April 25, 2006

You're in Good Hands

Often our older folk worry about what will become of the church if the next generation doesn’t step up to the plate and start getting more involved. You’ll hear them say, “Who’s going to replace us when we’re gone.” Actually, I think the generation prior to theirs probably said the very same thing about them! Understandably, when we love the church and have labored for her, we want to know we’ve left her in good hands. Biblically speaking however, our responsibility isn’t to find our own replacements. The Apostle Paul says in 1 Cor 3:6-7, “I planted the seed, Apollos watered it, but God made it grow. So neither he who plants nor he who waters is anything, but only God, who makes things grow.” The church is indeed in very Good Hands.

1 comment:

Anonymous said...

Gail,
When I was a child Dad was the janitor at a country school. One of his duties was to service the coal furnace in the evening. He would remove the spent coal from the furnace while it was a bright yellow-orange glowing lump that he called a clincker. I was facinated with those clinckers because they looked like giant donuts (about as big around as a serving platter), yet they were so bright they looked like they were made of glowing fuzz-bunnies. As they began to cool, dark areas would start forming on the outermost points and would then slowly spread until the surface revealed its true rough, cottage-cheesie, bubbly texture. I would watch through the caverns and holes of its structure as the orange glow receded back into the core of the clincker, its more exterior places now taken over by varying shades of brown to black.
Today, whenever I think of the church and its relationship to the Lord and the truth of His Word, I think of those brownish-black clinckers with their cores still glowing through the cavities of their more visible, porous, and dark structures.
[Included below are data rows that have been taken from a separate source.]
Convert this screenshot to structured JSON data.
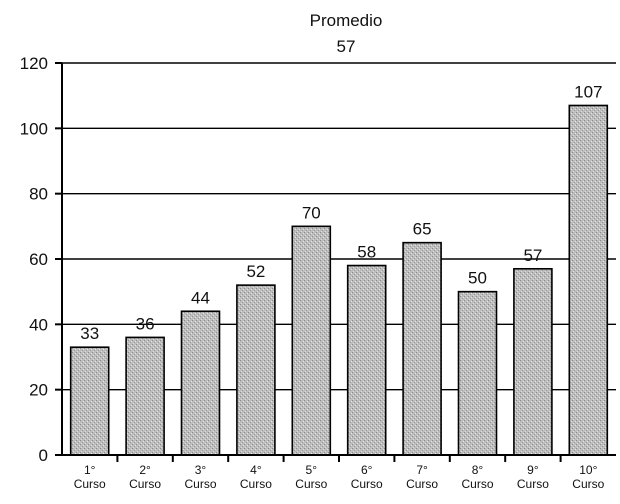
{
  "chart_data": {
    "type": "bar",
    "title": "Promedio",
    "subtitle": "57",
    "categories": [
      "1° Curso",
      "2° Curso",
      "3° Curso",
      "4° Curso",
      "5° Curso",
      "6° Curso",
      "7° Curso",
      "8° Curso",
      "9° Curso",
      "10° Curso"
    ],
    "category_lines": [
      [
        "1°",
        "Curso"
      ],
      [
        "2°",
        "Curso"
      ],
      [
        "3°",
        "Curso"
      ],
      [
        "4°",
        "Curso"
      ],
      [
        "5°",
        "Curso"
      ],
      [
        "6°",
        "Curso"
      ],
      [
        "7°",
        "Curso"
      ],
      [
        "8°",
        "Curso"
      ],
      [
        "9°",
        "Curso"
      ],
      [
        "10°",
        "Curso"
      ]
    ],
    "values": [
      33,
      36,
      44,
      52,
      70,
      58,
      65,
      50,
      57,
      107
    ],
    "ylim": [
      0,
      120
    ],
    "yticks": [
      0,
      20,
      40,
      60,
      80,
      100,
      120
    ],
    "xlabel": "",
    "ylabel": "",
    "grid": true,
    "bar_color": "#b8b8b8"
  }
}
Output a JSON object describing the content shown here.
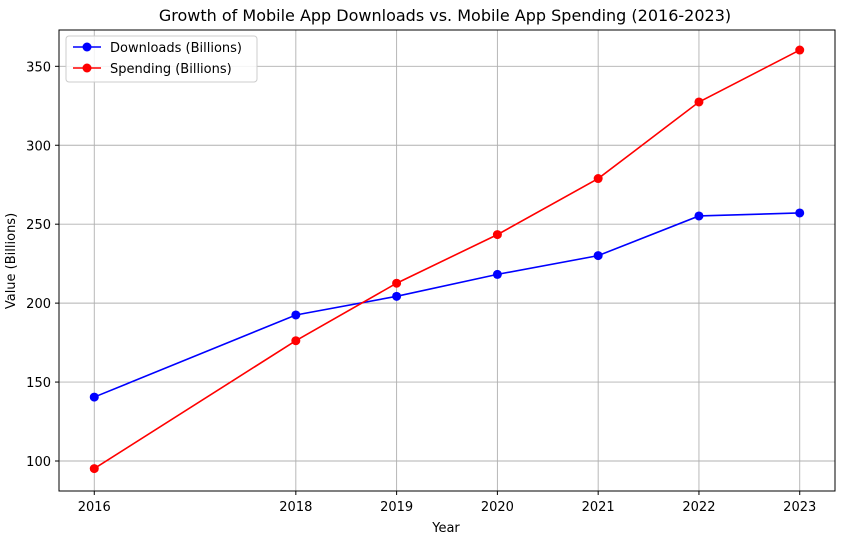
{
  "chart_data": {
    "type": "line",
    "title": "Growth of Mobile App Downloads vs. Mobile App Spending (2016-2023)",
    "xlabel": "Year",
    "ylabel": "Value (Billions)",
    "x": [
      2016,
      2018,
      2019,
      2020,
      2021,
      2022,
      2023
    ],
    "x_tick_labels": [
      "2016",
      "2018",
      "2019",
      "2020",
      "2021",
      "2022",
      "2023"
    ],
    "y_ticks": [
      100,
      150,
      200,
      250,
      300,
      350
    ],
    "y_tick_labels": [
      "100",
      "150",
      "200",
      "250",
      "300",
      "350"
    ],
    "xlim": [
      2015.65,
      2023.35
    ],
    "ylim": [
      81,
      373
    ],
    "grid": true,
    "legend_position": "top-left",
    "series": [
      {
        "name": "Downloads (Billions)",
        "color": "#0000ff",
        "marker": "circle",
        "values": [
          140.5,
          192.5,
          204.3,
          218.2,
          230.1,
          255.2,
          257.1
        ]
      },
      {
        "name": "Spending (Billions)",
        "color": "#ff0000",
        "marker": "circle",
        "values": [
          95.2,
          176.2,
          212.6,
          243.4,
          278.9,
          327.4,
          360.3
        ]
      }
    ]
  }
}
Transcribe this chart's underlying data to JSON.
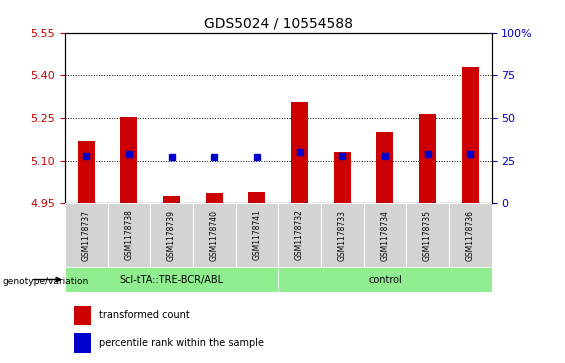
{
  "title": "GDS5024 / 10554588",
  "samples": [
    "GSM1178737",
    "GSM1178738",
    "GSM1178739",
    "GSM1178740",
    "GSM1178741",
    "GSM1178732",
    "GSM1178733",
    "GSM1178734",
    "GSM1178735",
    "GSM1178736"
  ],
  "groups": [
    "Scl-tTA::TRE-BCR/ABL",
    "Scl-tTA::TRE-BCR/ABL",
    "Scl-tTA::TRE-BCR/ABL",
    "Scl-tTA::TRE-BCR/ABL",
    "Scl-tTA::TRE-BCR/ABL",
    "control",
    "control",
    "control",
    "control",
    "control"
  ],
  "group_labels": [
    "Scl-tTA::TRE-BCR/ABL",
    "control"
  ],
  "group_color": "#90EE90",
  "transformed_count": [
    5.17,
    5.255,
    4.975,
    4.985,
    4.99,
    5.305,
    5.13,
    5.2,
    5.265,
    5.43
  ],
  "percentile_rank": [
    28,
    29,
    27,
    27,
    27,
    30,
    28,
    28,
    29,
    29
  ],
  "ylim_left": [
    4.95,
    5.55
  ],
  "ylim_right": [
    0,
    100
  ],
  "yticks_left": [
    4.95,
    5.1,
    5.25,
    5.4,
    5.55
  ],
  "yticks_right": [
    0,
    25,
    50,
    75,
    100
  ],
  "bar_color": "#CC0000",
  "dot_color": "#0000CC",
  "bar_width": 0.4,
  "bg_color": "#FFFFFF",
  "left_tick_color": "#CC0000",
  "right_tick_color": "#0000CC",
  "legend_items": [
    "transformed count",
    "percentile rank within the sample"
  ],
  "legend_colors": [
    "#CC0000",
    "#0000CC"
  ],
  "sample_cell_color": "#D3D3D3"
}
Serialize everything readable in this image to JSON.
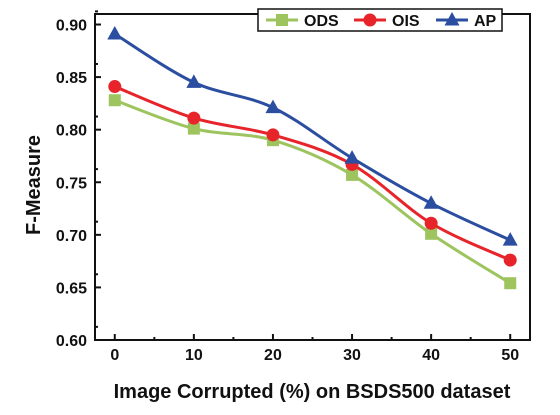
{
  "chart_data": {
    "type": "line",
    "title": "",
    "xlabel": "Image Corrupted (%) on BSDS500 dataset",
    "ylabel": "F-Measure",
    "x": [
      0,
      10,
      20,
      30,
      40,
      50
    ],
    "xticks": [
      "0",
      "10",
      "20",
      "30",
      "40",
      "50"
    ],
    "xlim": [
      -2.5,
      52.5
    ],
    "yticks": [
      "0.60",
      "0.65",
      "0.70",
      "0.75",
      "0.80",
      "0.85",
      "0.90"
    ],
    "ylim": [
      0.6,
      0.91
    ],
    "grid": false,
    "legend_position": "top-right",
    "series": [
      {
        "name": "ODS",
        "color": "#9dc45f",
        "marker": "square",
        "values": [
          0.828,
          0.801,
          0.79,
          0.757,
          0.701,
          0.654
        ]
      },
      {
        "name": "OIS",
        "color": "#e8242b",
        "marker": "circle",
        "values": [
          0.841,
          0.811,
          0.795,
          0.767,
          0.711,
          0.676
        ]
      },
      {
        "name": "AP",
        "color": "#2b4ea0",
        "marker": "triangle",
        "values": [
          0.891,
          0.845,
          0.821,
          0.773,
          0.73,
          0.695
        ]
      }
    ]
  }
}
Often when we engage in good conversation about the church, the necessity will arise to distinguish between the true church and the visible church. The true church is were the heat is. It is where the Lord meets the heart of the humble individual who looks for Him there. That individual maintains contact with others in whom he recognizes the pattern. Together they glow.
Though they are not controlled by man, these individuals do have to form organizational structures that are, if they desire the Lord to benefit most from their collective efforts. And as these structures grow in complexity the glow of the Lord becomes less apparent in their outward visibility than does the darker directing efforts of the men who must inevitably set the courses and ways for the structure to fulfill its goals chosen by them.
We all want to claim that the Lord controls the structure, but He does not directly. He directs the men who, only by their humility, then bring that direction to their decisions concerning the structure.
The degree to which the glowing heat then fills the structure is directly proportional to the humble submission these men have to the Word of God and the Holy Spirit.
Like the clincker, at the heart of the glow, where it is the brightest - maybe not in zeal but certainly in likeness to the Lord - generally you find the older Christians. They are those who have steeled their faithfulness on numerous years of difficulties, battles, and anguish. They have learned the spiritual ropes; they have refined the processes of spiritual life into those pithy phrases that catch you by the heart. And when you give sincere and undivided attention to them, you alsmost invariably walk away feeling like a little bit of the true church has been passed along to you. We all need to collect as much of that church as we can before they pass on to Home.